PM's 'standoff' with EU could 'devastate' NI farming

With the PM now having visited the region, farmers are asking him to 'seriously consider the full implications' of his Brexit strategy (Photo: Simon Dawson/POOL/EPA-EFE/Shutterstock)
With the PM now having visited the region, farmers are asking him to 'seriously consider the full implications' of his Brexit strategy (Photo: Simon Dawson/POOL/EPA-EFE/Shutterstock)

The Prime Minister's 'standoff' with the European Union could 'devastate' the Northern Irish sheep industry, farmers fear.

Boris Johnson has been warned of the vulnerability of the sheep sector in Northern Ireland following his visit to the region on Wednesday (31 July).

The damage of a no-deal Brexit could be felt strongly in Northern Ireland where the supply chain functions and flows across the entire island of Ireland regardless of borders.

The National Sheep Association (NSA) said a hard border across Ireland would not only be politically unsettling but would cut through businesses and farmers livelihoods.



Many Northern Irish producers rely on abattoirs in the south as Northern Ireland does not have the manpower to slaughter all of the animals produced.

NSA Northern Ireland Officer Edward Adamson said: “WTO rules mean animals can only be exported across borders if they are going for breeding purposes.



“It seems likely that Northern Irish farmers would no longer be able to send their animals to the south for slaughter, and those slaughtered in the north would have to meet tariffs to be sold in the south.

“This would be devastating for the region and could easily lead to a swift and conclusive collapse of rural communities in Northern Ireland,” Mr Adamson said.

With the Prime Minister now having visited the region, NSA has asked him to consider the implications of his current direction regarding Brexit.

Mr Johnson has also been urged to recognise the 'devastating effects' a no-deal would have on the sheep industry there.

Mr Adamson added: “Based on his recent conversation with the Republic of Ireland's Prime Minister Leo Varadkar it seems extremely likely we will get a no-deal and that is catastrophic.

“We won’t have anywhere to go with our lambs with WTO tariffs, to put it simply - we can’t survive.

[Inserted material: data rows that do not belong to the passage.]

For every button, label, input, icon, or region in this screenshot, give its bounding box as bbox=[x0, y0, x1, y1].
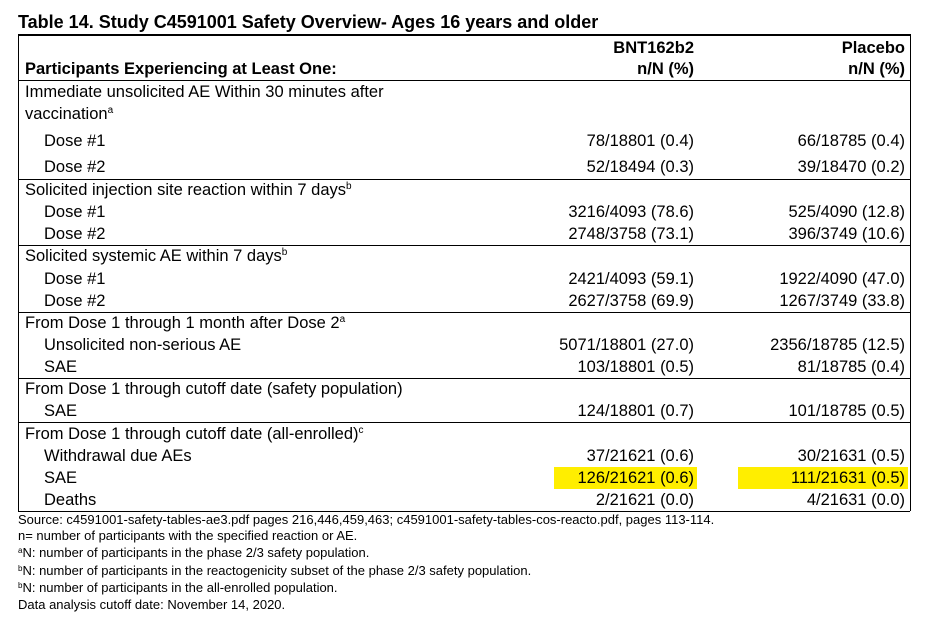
placebo-highlight bbox=[738, 467, 908, 489]
bnt-value: 37/21621 (0.6) bbox=[586, 447, 694, 465]
section-label: Immediate unsolicited AE Within 30 minut… bbox=[25, 83, 384, 101]
table-row-label: Dose #2 bbox=[44, 158, 106, 176]
footnote-marker: b bbox=[346, 181, 352, 192]
placebo-value: 2356/18785 (12.5) bbox=[770, 336, 905, 354]
section-rule bbox=[18, 378, 910, 379]
placebo-value-highlighted: 111/21631 (0.5) bbox=[790, 469, 905, 487]
section-rule bbox=[18, 312, 910, 313]
placebo-value: 39/18470 (0.2) bbox=[797, 158, 905, 176]
bnt-value: 2/21621 (0.0) bbox=[595, 491, 694, 509]
bnt-highlight bbox=[554, 467, 697, 489]
placebo-value: 396/3749 (10.6) bbox=[788, 225, 905, 243]
bnt-value: 2627/3758 (69.9) bbox=[568, 292, 694, 310]
bnt-value: 52/18494 (0.3) bbox=[586, 158, 694, 176]
table-row-label: Unsolicited non-serious AE bbox=[44, 336, 242, 354]
bnt-value: 124/18801 (0.7) bbox=[577, 402, 694, 420]
placebo-column-unit: n/N (%) bbox=[848, 60, 905, 78]
bnt-column-unit: n/N (%) bbox=[637, 60, 694, 78]
table-row-label: Deaths bbox=[44, 491, 97, 509]
table-row-label: SAE bbox=[44, 469, 78, 487]
row-label-header: Participants Experiencing at Least One: bbox=[25, 60, 337, 78]
table-left-border bbox=[18, 34, 19, 511]
section-label: From Dose 1 through cutoff date (safety … bbox=[25, 380, 403, 398]
bnt-value: 2421/4093 (59.1) bbox=[568, 270, 694, 288]
section-rule bbox=[18, 422, 910, 423]
placebo-value: 1267/3749 (33.8) bbox=[779, 292, 905, 310]
section-label: From Dose 1 through cutoff date (all-enr… bbox=[25, 425, 364, 443]
table-row-label: SAE bbox=[44, 402, 78, 420]
footnote-c: bN: number of participants in the all-en… bbox=[18, 580, 338, 595]
placebo-column-header: Placebo bbox=[841, 39, 905, 57]
bnt-value: 3216/4093 (78.6) bbox=[568, 203, 694, 221]
section-rule bbox=[18, 179, 910, 180]
footnote-marker: a bbox=[107, 105, 114, 116]
table-row-label: Dose #1 bbox=[44, 270, 106, 288]
bnt-column-header: BNT162b2 bbox=[613, 39, 694, 57]
section-rule bbox=[18, 245, 910, 246]
table-top-rule bbox=[18, 34, 910, 36]
table-title: Table 14. Study C4591001 Safety Overview… bbox=[18, 12, 599, 32]
table-right-border bbox=[910, 34, 911, 511]
source-note: Source: c4591001-safety-tables-ae3.pdf p… bbox=[18, 512, 715, 527]
placebo-value: 1922/4090 (47.0) bbox=[779, 270, 905, 288]
footnote-n-definition: n= number of participants with the speci… bbox=[18, 528, 358, 543]
placebo-value: 101/18785 (0.5) bbox=[788, 402, 905, 420]
placebo-value: 30/21631 (0.5) bbox=[797, 447, 905, 465]
footnote-a: aN: number of participants in the phase … bbox=[18, 545, 370, 560]
bnt-value: 2748/3758 (73.1) bbox=[568, 225, 694, 243]
table-row-label: Withdrawal due AEs bbox=[44, 447, 192, 465]
section-label: Solicited systemic AE within 7 daysb bbox=[25, 247, 288, 265]
footnote-b: bN: number of participants in the reacto… bbox=[18, 563, 532, 578]
placebo-value: 81/18785 (0.4) bbox=[797, 358, 905, 376]
bnt-value-highlighted: 126/21621 (0.6) bbox=[577, 469, 694, 487]
section-label: From Dose 1 through 1 month after Dose 2… bbox=[25, 314, 346, 332]
cutoff-date-note: Data analysis cutoff date: November 14, … bbox=[18, 597, 286, 612]
table-row-label: Dose #1 bbox=[44, 203, 106, 221]
placebo-value: 4/21631 (0.0) bbox=[806, 491, 905, 509]
bnt-value: 5071/18801 (27.0) bbox=[559, 336, 694, 354]
bnt-value: 78/18801 (0.4) bbox=[586, 132, 694, 150]
table-row-label: Dose #1 bbox=[44, 132, 106, 150]
bnt-value: 103/18801 (0.5) bbox=[577, 358, 694, 376]
table-row-label: Dose #2 bbox=[44, 292, 106, 310]
section-label: Solicited injection site reaction within… bbox=[25, 181, 352, 199]
header-bottom-rule bbox=[18, 80, 910, 81]
section-label-continued: vaccinationa bbox=[25, 105, 114, 123]
table-row-label: SAE bbox=[44, 358, 78, 376]
placebo-value: 525/4090 (12.8) bbox=[788, 203, 905, 221]
table-row-label: Dose #2 bbox=[44, 225, 106, 243]
placebo-value: 66/18785 (0.4) bbox=[797, 132, 905, 150]
footnote-marker: c bbox=[358, 425, 364, 436]
footnote-marker: b bbox=[281, 247, 288, 258]
footnote-marker: a bbox=[339, 314, 346, 325]
table-bottom-rule bbox=[18, 511, 910, 512]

“Mr Johnson doesn’t seem to recognise the sensitivity of the region and hasn’t made many friends this week as he only met the DUP cohort of Northern Irish politicians for dinner ahead of his visit – but not others.



“A blundered policy of do or die is in no way acceptable to the people here and our farmers will be ruined if he remains determined to stick to that policy,” he said.

The NSA said a hard border is 'not an acceptable situation' and Northern Irish farming would be 'damaged beyond recognition'.